This year, researchers will resume excavation of the archaeological monuments in the historical and cultural protected area Arkaim in the Chelyabinsk region after 10 years.
«We must note that these studies will be the first in Arkaim valley after a 10-year excavation break. Since 2006, there has been no work completed within this protected area. They are also valuable since they will be completed before tourists – people will be there and find out what was brought up from underground and what kind of new information was received about the ancient history of this area,» said the press service of the regional Ministry of Culture.
The burial ground is called Aleksandrovskiy IV and was already partially studied in 1989.
«At that time, six burial grounds from the Arkaim and pre-Arkaim periods were dug up. After a few decades, researchers returned to these materials and determined the main burial sites,» the press service clarified.
The scientific curator of the new expedition is South Ural State University professor and senior researcher of the Institute of History and Archaeology of the Ural Division of the RAS, Andrey Epimakhov.
«Students of the Chelyabinsk State University Faculty of History and Philology, school students, and volunteers will be participating in the excavations,» said the press service.
About the protected area
Arkaim was a settled area from the bronze age (XXI-XVIII B.C.), discovered in 1987 in the south of the Chelyabinsk region when building water reservoirs.

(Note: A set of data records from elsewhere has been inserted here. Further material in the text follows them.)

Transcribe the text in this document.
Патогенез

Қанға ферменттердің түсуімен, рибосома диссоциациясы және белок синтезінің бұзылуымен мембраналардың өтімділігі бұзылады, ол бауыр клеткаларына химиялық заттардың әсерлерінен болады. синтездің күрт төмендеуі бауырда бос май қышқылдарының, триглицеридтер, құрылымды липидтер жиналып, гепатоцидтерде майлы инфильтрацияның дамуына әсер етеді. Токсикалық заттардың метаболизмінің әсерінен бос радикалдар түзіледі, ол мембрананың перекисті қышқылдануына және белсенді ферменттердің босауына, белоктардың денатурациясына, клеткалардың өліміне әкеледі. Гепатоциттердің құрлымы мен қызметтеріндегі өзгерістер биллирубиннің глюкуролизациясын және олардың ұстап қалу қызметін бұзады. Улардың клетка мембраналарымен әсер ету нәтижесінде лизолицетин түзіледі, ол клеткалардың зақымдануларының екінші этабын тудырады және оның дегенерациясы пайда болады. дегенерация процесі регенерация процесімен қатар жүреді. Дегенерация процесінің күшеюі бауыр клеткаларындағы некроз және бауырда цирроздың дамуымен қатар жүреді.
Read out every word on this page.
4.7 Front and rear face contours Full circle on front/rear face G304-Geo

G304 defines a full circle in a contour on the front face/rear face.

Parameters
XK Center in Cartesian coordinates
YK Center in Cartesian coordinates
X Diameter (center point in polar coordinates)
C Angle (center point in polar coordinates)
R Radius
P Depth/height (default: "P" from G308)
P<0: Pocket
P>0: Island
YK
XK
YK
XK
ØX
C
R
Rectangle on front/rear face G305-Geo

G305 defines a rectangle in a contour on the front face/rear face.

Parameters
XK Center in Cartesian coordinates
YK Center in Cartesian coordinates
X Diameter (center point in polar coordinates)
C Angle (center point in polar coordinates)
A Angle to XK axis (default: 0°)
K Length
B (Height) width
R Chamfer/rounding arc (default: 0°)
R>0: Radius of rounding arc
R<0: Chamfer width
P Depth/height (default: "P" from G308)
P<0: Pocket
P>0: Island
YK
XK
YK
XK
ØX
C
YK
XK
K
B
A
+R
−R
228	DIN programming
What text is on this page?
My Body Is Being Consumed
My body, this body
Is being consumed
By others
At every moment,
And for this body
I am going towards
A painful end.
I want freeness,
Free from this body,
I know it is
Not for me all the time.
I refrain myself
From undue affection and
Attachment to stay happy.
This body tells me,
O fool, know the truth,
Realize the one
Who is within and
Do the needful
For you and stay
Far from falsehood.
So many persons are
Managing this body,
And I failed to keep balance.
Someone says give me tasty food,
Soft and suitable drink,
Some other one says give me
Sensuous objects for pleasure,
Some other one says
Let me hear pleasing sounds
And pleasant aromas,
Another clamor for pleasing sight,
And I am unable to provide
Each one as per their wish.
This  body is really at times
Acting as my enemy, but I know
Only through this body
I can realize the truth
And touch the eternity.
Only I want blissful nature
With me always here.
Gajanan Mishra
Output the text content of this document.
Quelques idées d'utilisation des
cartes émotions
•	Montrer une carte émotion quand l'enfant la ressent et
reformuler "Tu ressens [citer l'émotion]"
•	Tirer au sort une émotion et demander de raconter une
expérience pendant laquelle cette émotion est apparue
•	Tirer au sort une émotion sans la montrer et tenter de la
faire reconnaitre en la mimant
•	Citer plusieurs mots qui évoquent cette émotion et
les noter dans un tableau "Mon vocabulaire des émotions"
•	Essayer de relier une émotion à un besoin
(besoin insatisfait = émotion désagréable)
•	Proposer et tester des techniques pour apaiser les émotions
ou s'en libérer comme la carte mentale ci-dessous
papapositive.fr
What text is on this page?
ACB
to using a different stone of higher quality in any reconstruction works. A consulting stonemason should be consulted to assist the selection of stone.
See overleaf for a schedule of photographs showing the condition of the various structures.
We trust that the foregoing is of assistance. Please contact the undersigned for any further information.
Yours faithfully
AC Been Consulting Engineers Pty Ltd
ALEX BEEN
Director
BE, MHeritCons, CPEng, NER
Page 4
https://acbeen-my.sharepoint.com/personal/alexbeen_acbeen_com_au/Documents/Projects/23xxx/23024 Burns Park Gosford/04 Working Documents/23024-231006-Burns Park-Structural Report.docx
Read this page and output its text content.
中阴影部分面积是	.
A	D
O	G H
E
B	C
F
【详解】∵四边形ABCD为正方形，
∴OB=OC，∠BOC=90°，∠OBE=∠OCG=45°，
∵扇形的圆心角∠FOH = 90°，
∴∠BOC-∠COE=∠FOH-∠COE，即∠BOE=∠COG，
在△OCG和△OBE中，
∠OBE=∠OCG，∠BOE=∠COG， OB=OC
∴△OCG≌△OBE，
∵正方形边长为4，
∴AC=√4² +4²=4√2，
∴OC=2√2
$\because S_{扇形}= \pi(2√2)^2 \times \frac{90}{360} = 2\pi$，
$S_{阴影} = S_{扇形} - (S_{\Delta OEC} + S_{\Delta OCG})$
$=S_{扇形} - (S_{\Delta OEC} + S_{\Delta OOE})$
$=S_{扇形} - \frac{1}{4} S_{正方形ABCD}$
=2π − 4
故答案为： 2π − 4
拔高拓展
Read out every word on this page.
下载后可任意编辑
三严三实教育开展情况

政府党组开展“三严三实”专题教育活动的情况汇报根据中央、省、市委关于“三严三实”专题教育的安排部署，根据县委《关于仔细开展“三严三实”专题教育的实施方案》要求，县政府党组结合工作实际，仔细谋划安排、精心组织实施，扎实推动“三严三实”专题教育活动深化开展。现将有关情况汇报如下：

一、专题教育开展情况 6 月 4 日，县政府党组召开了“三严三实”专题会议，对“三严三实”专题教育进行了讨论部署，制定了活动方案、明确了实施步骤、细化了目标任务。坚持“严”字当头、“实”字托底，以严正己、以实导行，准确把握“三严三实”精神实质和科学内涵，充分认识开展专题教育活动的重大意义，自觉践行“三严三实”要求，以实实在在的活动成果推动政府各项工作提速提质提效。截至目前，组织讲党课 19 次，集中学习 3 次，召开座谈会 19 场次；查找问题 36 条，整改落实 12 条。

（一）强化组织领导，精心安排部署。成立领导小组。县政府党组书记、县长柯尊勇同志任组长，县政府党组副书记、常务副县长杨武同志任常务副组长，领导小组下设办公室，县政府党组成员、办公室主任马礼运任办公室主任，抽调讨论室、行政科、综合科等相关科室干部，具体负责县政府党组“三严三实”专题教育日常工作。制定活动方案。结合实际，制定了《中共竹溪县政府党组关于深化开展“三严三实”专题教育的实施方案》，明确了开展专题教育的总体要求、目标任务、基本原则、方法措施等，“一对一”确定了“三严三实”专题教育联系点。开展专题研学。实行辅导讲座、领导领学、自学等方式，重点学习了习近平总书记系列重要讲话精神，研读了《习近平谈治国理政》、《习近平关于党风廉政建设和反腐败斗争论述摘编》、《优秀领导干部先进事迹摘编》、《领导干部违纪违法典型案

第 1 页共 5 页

The settlement was founded by a predetermined plan with concrete city-building ideas and complex architecture. Here they did metallurgy, weaving, pottery, and animal husbandry.
In 1991, by decision of the Union of the Ministries of the RSFSR, the territory of the Arkaim valley and 15 surrounding areas with archaeological monuments of ancient culture were declared protected. The founded the historical and cultural protected area Arkaim, which is a structural subdivision of the Ministry of Culture in the Chelyabinsk Region and does museum, security, scientific, and tourist work.
In the field season of 2015, the elongated skill of a woman who lived there 1.8-2 thousand years ago was found in excavations in the vicinity of the protected area. Last year, archaeologists found the well-preserved skeleton of a nomad with an elongated skill and the remains of two men. The finds over the last three years are from the late Sarmatians, an ancient tribe which roamed the territory of modern Ukraine, Kazakhstan, and the south of Russia, whose members deliberately stretched their skulls to make their tribe distinct.